Л. Рейснер
СУББОТНИК
Вдоль всей набережной грузят дрова. Огромные поленья бегут из рук в руки, и, отирая пот, под жарким солнцем, обвеянные невской серебряной прохладой, грузчики плетут нескончаемую цепь живого труда. Что делать? Никак не найду свою артель, — приходится пристать к чужой.
Начинаю:
— Товарищи, разрешите к вам пристать. Не найду своих, а ведь все равно где работать.

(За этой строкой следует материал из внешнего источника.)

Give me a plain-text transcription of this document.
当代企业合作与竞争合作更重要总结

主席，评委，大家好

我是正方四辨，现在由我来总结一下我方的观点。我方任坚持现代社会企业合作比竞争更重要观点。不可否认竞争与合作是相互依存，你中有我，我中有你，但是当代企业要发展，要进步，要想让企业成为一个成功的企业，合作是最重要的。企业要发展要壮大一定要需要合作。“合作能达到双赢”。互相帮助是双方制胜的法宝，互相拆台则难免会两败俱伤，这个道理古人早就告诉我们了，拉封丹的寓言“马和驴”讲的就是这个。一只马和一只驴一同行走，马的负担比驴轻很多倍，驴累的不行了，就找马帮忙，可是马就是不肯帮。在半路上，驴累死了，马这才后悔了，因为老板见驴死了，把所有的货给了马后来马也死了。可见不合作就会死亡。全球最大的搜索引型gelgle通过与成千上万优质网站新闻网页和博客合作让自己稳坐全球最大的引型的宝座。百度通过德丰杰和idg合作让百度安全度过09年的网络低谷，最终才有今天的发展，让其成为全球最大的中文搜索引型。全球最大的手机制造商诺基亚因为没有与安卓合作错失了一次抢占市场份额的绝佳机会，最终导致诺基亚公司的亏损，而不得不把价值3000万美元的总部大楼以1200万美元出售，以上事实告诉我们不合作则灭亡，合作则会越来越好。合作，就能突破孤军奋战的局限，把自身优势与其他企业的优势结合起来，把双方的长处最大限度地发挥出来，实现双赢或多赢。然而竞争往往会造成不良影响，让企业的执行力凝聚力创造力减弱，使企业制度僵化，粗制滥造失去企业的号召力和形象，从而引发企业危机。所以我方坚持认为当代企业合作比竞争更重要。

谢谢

Но они не согласны. Две девицы в фуражках и гимнастерках осматривают меня критически.
— Нам таких не надо. Ходит тут всякий сброд...
Я обижаюсь, и сразу впадаю в тон тех славных уличных драк, в которых лет 12 тому назад я считалась незаменимым спецом даже среди мальчишек Большой Зелениной улицы. А улица эта была боевая: на каждые два дома по кабачку, и ночью ходили только по середине мостовой.
Принимаю боевую позу.
— Это кто же сброд? — Они смеются.
— Буржуйка! — Я тоже смеюсь, ибо не в бровь, а в глаз.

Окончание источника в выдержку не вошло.